Garder Bielle-Biarrey… et les autres
Car le casse-tête se situait aussi là pour Laurent Marti : prolonger Bielle-Biarrey et garder ses autres meilleurs joueurs, un an seulement après avoir déjà offert à Matthieu Jalibert une belle prolongation, tout en respectant le salary cap. « L'UBB n'est pas un club désagréable, donc les mecs ont très envie de rester, reconnaissait le dirigeant sur RMC. Mais ils veulent optimiser leur contrat, et c'est normal car les carrières sont courtes. On doit faire en sorte que tout le monde rentre dans le salary cap et ça demande des négociations difficiles où chaque euro est compté. »

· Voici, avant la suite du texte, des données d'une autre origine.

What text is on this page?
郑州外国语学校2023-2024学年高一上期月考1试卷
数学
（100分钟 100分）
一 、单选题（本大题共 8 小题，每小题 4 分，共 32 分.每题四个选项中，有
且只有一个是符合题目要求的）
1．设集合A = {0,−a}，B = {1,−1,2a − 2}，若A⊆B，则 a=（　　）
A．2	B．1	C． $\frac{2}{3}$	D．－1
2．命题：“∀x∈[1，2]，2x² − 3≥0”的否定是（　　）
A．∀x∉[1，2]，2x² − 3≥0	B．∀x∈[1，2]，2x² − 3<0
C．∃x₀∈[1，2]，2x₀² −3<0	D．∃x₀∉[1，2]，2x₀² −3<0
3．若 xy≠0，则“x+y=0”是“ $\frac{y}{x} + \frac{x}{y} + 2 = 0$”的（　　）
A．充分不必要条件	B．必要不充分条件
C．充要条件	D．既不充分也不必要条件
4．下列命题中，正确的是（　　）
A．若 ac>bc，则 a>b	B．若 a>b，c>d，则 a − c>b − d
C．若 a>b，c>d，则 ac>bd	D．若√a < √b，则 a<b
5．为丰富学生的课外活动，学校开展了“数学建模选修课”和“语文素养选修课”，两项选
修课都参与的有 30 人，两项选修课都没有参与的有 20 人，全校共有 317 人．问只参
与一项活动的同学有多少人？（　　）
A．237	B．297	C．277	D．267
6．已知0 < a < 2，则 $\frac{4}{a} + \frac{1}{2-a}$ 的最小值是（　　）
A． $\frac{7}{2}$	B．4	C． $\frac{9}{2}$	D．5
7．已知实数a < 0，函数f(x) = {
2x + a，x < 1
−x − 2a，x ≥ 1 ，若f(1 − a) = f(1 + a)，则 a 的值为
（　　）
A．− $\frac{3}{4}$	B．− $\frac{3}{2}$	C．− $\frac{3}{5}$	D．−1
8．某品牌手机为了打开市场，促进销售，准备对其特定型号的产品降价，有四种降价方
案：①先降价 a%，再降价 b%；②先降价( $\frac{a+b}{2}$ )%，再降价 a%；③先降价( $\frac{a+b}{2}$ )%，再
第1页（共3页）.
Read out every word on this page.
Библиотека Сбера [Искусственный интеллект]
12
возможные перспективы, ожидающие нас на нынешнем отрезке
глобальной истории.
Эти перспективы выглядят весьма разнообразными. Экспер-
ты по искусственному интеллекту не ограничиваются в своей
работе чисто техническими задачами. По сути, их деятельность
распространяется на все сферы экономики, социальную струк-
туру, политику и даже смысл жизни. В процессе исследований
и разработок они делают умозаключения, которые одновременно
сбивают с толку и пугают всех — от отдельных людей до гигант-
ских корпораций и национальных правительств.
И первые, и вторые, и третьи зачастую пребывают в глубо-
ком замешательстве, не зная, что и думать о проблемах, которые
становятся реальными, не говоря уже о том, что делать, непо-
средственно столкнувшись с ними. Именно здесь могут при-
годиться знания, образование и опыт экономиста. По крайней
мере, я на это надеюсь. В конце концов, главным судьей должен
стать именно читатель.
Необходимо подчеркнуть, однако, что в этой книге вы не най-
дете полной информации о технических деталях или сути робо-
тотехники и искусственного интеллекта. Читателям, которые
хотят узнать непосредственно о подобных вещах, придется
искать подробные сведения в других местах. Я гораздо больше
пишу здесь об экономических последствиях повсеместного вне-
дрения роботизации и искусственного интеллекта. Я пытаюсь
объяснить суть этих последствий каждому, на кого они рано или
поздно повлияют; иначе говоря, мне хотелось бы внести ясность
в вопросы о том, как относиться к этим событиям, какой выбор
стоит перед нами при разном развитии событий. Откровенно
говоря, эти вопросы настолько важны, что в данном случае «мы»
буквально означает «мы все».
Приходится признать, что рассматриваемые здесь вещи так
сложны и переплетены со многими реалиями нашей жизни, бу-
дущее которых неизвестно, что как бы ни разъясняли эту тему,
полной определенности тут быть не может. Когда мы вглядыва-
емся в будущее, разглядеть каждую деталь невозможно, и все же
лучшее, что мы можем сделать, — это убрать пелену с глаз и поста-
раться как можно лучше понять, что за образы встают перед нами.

Après avoir réussi la mission avec Louis Bielle-Biarrey, l'UBB a officialisé la prolongation de contrat de deux cadres en troisième ligne : Pierre Bochaton jusqu'en 2030 et Marko Gazzotti, que le Stade Toulousain espérait récupérer, jusqu'en 2029, vendredi. Autant de bons signes quant à la compétitivité du club, selon le représentant de LBB : « Aujourd'hui, il est important pour Louis d'être dans une équipe compétitive. Et des très bons joueurs aspirent aussi à des niveaux de rémunération conséquents. L'équation est parfois compliquée entre retirer une forme de valorisation personnelle justifiée et pertinente par rapport à la valeur d'un joueur et ce qu'il mérite et, en contrepartie, le confronter à une réalité d'équilibre de marché, de lignes budgétaires et de joueurs qui aussi méritent parfois une certaine valorisation. » Le directeur financier de l'UBB va encore passer des semaines compliquées.